STILL LUKE-WARM UNDER THE COLLAR,
ANTHONY GEARY CHECKS BACK INTO GENERAL HOSPITAL
by Michael Logan
This
week--in a profile on Tony Geary from the Feb. 16, 1991, issue of TV Guide--Logan
talks with the Emmy-winning legend about his surprising return to General Hospital
as Luke Spencer's look-alike cousin, Bill Eckert.
"Daytime television," according
to Anthony Geary, "can be the most exploitive area of show business next to the
carnival sideshow--and I was the prize freak. I was treated like one, and I behaved
like one."
The actor--who caused an instant
sensation in 1978 when he appeared as bad boy Luke Spencer on ABC's General Hospital--quit
the soap in 1984, only to show up this month as Luke's cousin, Bill Eckert, a
German-Italian machinist. Geary's decision to return was a stunner--especially
considering how unhappy he became during his original stint on GH.
Playing Luke, the curly-topped antihero,
was, on the surface, the gig of a lifetime. It earned Geary a Best Actor Emmy
in 1982, a Newsweek cover and a roster of luscious leading ladies: among them
Demi Moore, Emma Samms and, most memorably, Genie Francis. It also made him the
hottest hunk on the planet--a distinction Geary found as welcome as a kidney stone
and twice as painful.
"I never needed or encouraged idolization,"

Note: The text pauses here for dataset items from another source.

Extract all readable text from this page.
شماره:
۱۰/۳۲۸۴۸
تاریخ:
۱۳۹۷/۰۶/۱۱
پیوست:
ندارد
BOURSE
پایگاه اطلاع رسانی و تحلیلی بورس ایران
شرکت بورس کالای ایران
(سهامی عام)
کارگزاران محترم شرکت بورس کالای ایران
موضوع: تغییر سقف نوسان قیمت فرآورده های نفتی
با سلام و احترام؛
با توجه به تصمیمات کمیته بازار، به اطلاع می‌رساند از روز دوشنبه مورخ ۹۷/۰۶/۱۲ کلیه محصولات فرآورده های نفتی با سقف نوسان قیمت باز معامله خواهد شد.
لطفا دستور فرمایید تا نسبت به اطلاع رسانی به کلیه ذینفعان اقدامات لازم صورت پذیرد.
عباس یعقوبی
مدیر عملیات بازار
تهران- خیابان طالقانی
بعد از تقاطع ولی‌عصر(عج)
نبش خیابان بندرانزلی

he insists. "The heartthrob routine disgusted me. I fought it every step of the
way." But Geary didn't have much choice. Luke Spencer--a villain originally intended
to hang around only 13 weeks--proved strangely appealing to the show's female
viewers. Stranger still, the character's popularity skyrocketed when he raped
Laura on the floor of an empty discotheque. "You have no idea," says Geary, "how
awful it was to go on public appearances where literally hundreds of women would
scream, 'Luke, rape me!' Simultaneously, I was attacked by the feminists for having
glamorized such a heinous character." His contempt for his devotees grew. ("To
me, fans were people who hung outside my house and left cooked turkeys at the
door till they rotted.") But so did his anger at the way ABC whitewashed his role.

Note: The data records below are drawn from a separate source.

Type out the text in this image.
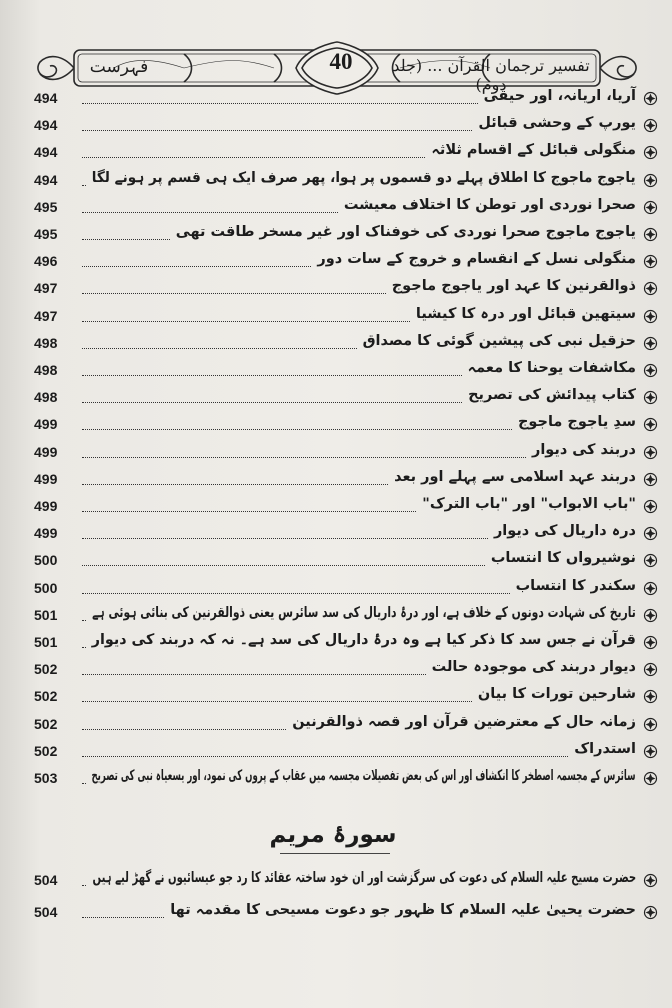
فہرست	40	تفسیر ترجمان القرآن ... (جلد دوم)
494	آریا، اریانہ، اور حیقی
494	یورپ کے وحشی قبائل
494	منگولی قبائل کے اقسام ثلاثہ
494	یاجوج ماجوج کا اطلاق پہلے دو قسموں پر ہوا، پھر صرف ایک ہی قسم پر ہونے لگا
495	صحرا نوردی اور توطن کا اختلاف معیشت
495	یاجوج ماجوج صحرا نوردی کی خوفناک اور غیر مسخر طاقت تھی
496	منگولی نسل کے انقسام و خروج کے سات دور
497	ذوالقرنین کا عہد اور یاجوج ماجوج
497	سیتھین قبائل اور درہ کا کیشیا
498	حزقیل نبی کی پیشین گوئی کا مصداق
498	مکاشفات یوحنا کا معمہ
498	کتاب پیدائش کی تصریح
499	سدِ یاجوج ماجوج
499	دربند کی دیوار
499	دربند عہد اسلامی سے پہلے اور بعد
499	"باب الابواب" اور "باب الترک"
499	درہ داریال کی دیوار
500	نوشیرواں کا انتساب
500	سکندر کا انتساب
501	تاریخ کی شہادت دونوں کے خلاف ہے، اور درۂ داریال کی سد سائرس یعنی ذوالقرنین کی بنائی ہوئی ہے
501	قرآن نے جس سد کا ذکر کیا ہے وہ درۂ داریال کی سد ہے۔ نہ کہ دربند کی دیوار
502	دیوار دربند کی موجودہ حالت
502	شارحین تورات کا بیان
502	زمانہ حال کے معترضین قرآن اور قصہ ذوالقرنین
502	استدراک
503	سائرس کے مجسمہ اصطخر کا انکشاف اور اس کی بعض تفصیلات مجسمہ میں عقاب کے پروں کی نمود، اور یسعیاہ نبی کی تصریح
سورۂ مریم
504	حضرت مسیح علیہ السلام کی دعوت کی سرگزشت اور ان خود ساختہ عقائد کا رد جو عیسائیوں نے گھڑ لیے ہیں
504	حضرت یحییٰ علیہ السلام کا ظہور جو دعوت مسیحی کا مقدمہ تھا
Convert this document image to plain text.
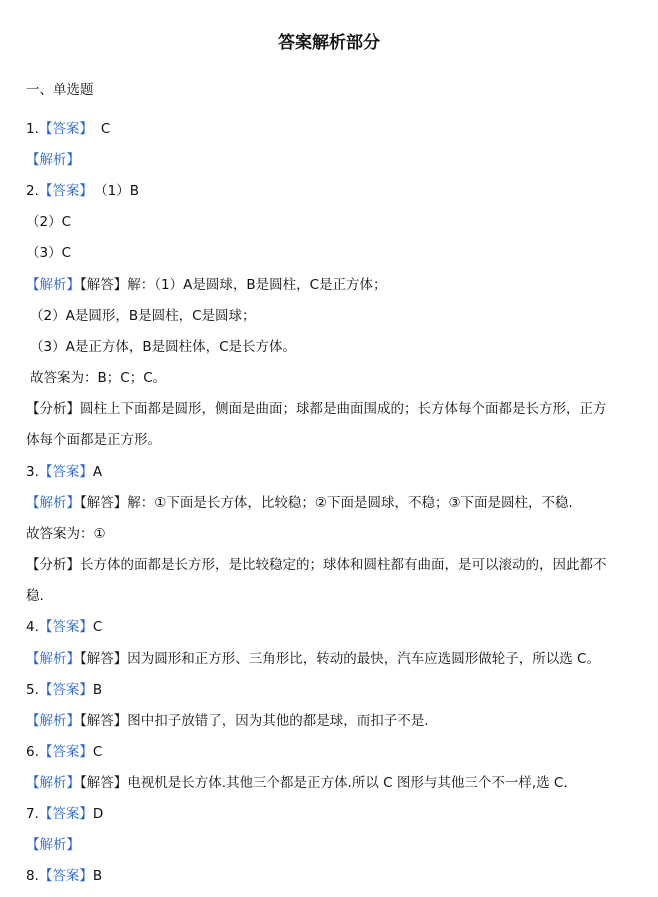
答案解析部分
一、单选题
1.【答案】 C
【解析】
2.【答案】 （1）B
（2）C
（3）C
【解析】【解答】解：（1）A是圆球，B是圆柱，C是正方体；
（2）A是圆形，B是圆柱，C是圆球；
（3）A是正方体，B是圆柱体，C是长方体。
故答案为：B；C；C。
【分析】圆柱上下面都是圆形，侧面是曲面；球都是曲面围成的；长方体每个面都是长方形，正方
体每个面都是正方形。
3.【答案】A
【解析】【解答】解：①下面是长方体，比较稳；②下面是圆球，不稳；③下面是圆柱，不稳.
故答案为：①
【分析】长方体的面都是长方形，是比较稳定的；球体和圆柱都有曲面，是可以滚动的，因此都不
稳.
4.【答案】C
【解析】【解答】因为圆形和正方形、三角形比，转动的最快，汽车应选圆形做轮子，所以选 C。
5.【答案】B
【解析】【解答】图中扣子放错了，因为其他的都是球，而扣子不是.
6.【答案】C
【解析】【解答】电视机是长方体.其他三个都是正方体.所以 C 图形与其他三个不一样,选 C.
7.【答案】D
【解析】
8.【答案】B
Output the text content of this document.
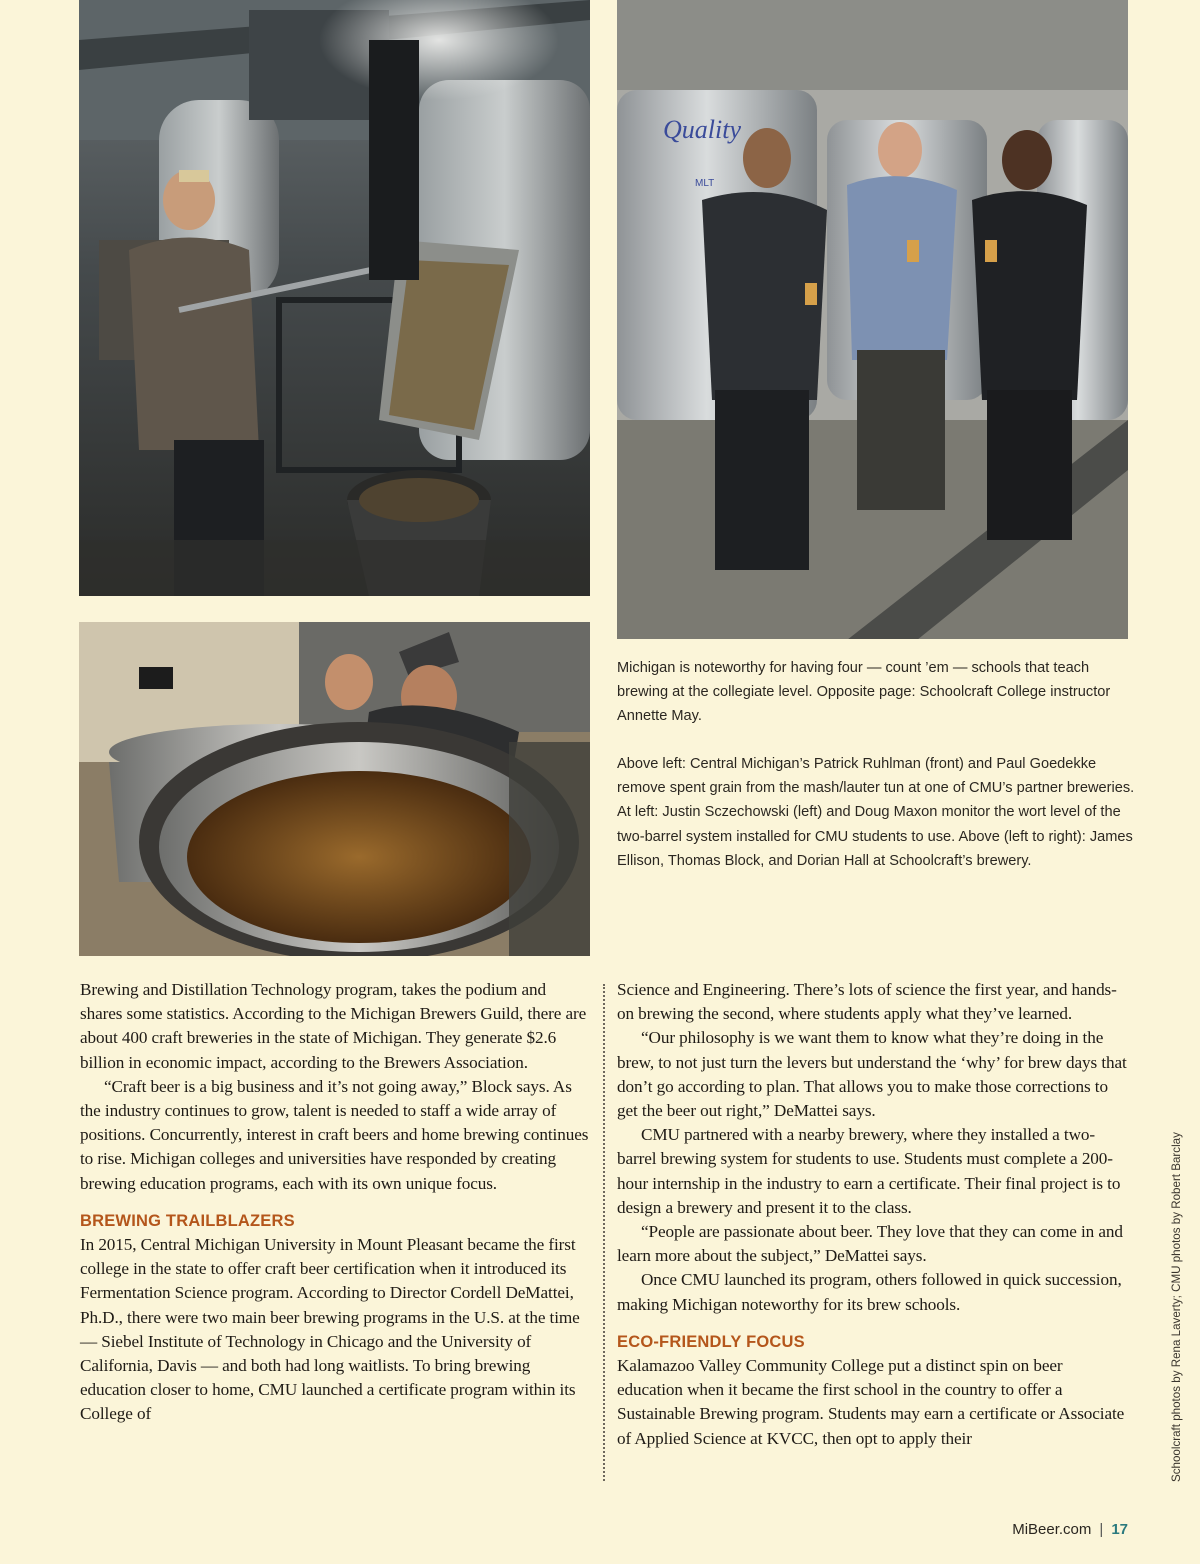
Quality
MLT

Michigan is noteworthy for having four — count ’em — schools that teach brewing at the collegiate level. Opposite page: Schoolcraft College instructor Annette May.

Above left: Central Michigan’s Patrick Ruhlman (front) and Paul Goedekke remove spent grain from the mash/lauter tun at one of CMU’s partner breweries. At left: Justin Sczechowski (left) and Doug Maxon monitor the wort level of the two-barrel system installed for CMU students to use. Above (left to right): James Ellison, Thomas Block, and Dorian Hall at Schoolcraft’s brewery.

Brewing and Distillation Technology program, takes the podium and shares some statistics. According to the Michigan Brewers Guild, there are about 400 craft breweries in the state of Michigan. They generate $2.6 billion in economic impact, according to the Brewers Association.

“Craft beer is a big business and it’s not going away,” Block says. As the industry continues to grow, talent is needed to staff a wide array of positions. Concurrently, interest in craft beers and home brewing continues to rise. Michigan colleges and universities have responded by creating brewing education programs, each with its own unique focus.

BREWING TRAILBLAZERS

In 2015, Central Michigan University in Mount Pleasant became the first college in the state to offer craft beer certification when it introduced its Fermentation Science program. According to Director Cordell DeMattei, Ph.D., there were two main beer brewing programs in the U.S. at the time — Siebel Institute of Technology in Chicago and the University of California, Davis — and both had long waitlists. To bring brewing education closer to home, CMU launched a certificate program within its College of

Science and Engineering. There’s lots of science the first year, and hands-on brewing the second, where students apply what they’ve learned.

“Our philosophy is we want them to know what they’re doing in the brew, to not just turn the levers but understand the ‘why’ for brew days that don’t go according to plan. That allows you to make those corrections to get the beer out right,” DeMattei says.

CMU partnered with a nearby brewery, where they installed a two-barrel brewing system for students to use. Students must complete a 200-hour internship in the industry to earn a certificate. Their final project is to design a brewery and present it to the class.

“People are passionate about beer. They love that they can come in and learn more about the subject,” DeMattei says.

Once CMU launched its program, others followed in quick succession, making Michigan noteworthy for its brew schools.

ECO-FRIENDLY FOCUS

Kalamazoo Valley Community College put a distinct spin on beer education when it became the first school in the country to offer a Sustainable Brewing program. Students may earn a certificate or Associate of Applied Science at KVCC, then opt to apply their	Schoolcraft photos by Rena Laverty; CMU photos by Robert Barclay
MiBeer.com | 17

"Luke started out a deregulated
nightmare," says the 43-year-old Geary. "He was greedy, chauvinistic, violent.
But when he became popular there was a need for ABC to make him more 'regular.'
They pretended the rape was really a seduction. Luke became mayor of the city
and every year he wound up saving the earth."
Meanwhile, the tabloids had a cover-story
field day over his alleged affair with Elizabeth Taylor (who briefly appeared
opposite him on GH in 1981). And Geary did his level best to make a spectacle
out of himself. Heading his list of embarrassments: a 1982 Atlantic City club
act in which he belted out "It's Not the Meat, It's the Motion," while a bevy
of showgirls, known as the Slut Queens, waved slabs of beef at the audience. Geary
winces at the memory. "I needed to prove that I wasn't Luke Spencer."
And he's still proving it--despite
a post-GH résumé that would make most other soap-opera fugitives salivate. Says
Kin Shriner (GH's Scott Baldwin): "Everybody has a different idea of success.
For Tony, it's always been the chance to act--not to be in the spotlight." Upon
abdication, Geary nixed offers from every prime-time soap ("They all wanted to
re-create Luke--maybe with a different name and a horse ranch--but Luke nevertheless")
and settled instead for a low-key, high-octane gallery of character parts. He
did Ibsen and Tennessee Williams to rave reviews at the Los Angeles Theatre Center
and embarked on a national stage tour [in the title role of] Jesus Christ Superstar.
He made several TV movies (including CBS's acclaimed Do You Know the Muffin Man?)
and nearly a dozen independent features, including the upcoming Scorchers, a Southern
drama that opens with a bare-bottomed Geary making love to Faye Dunaway.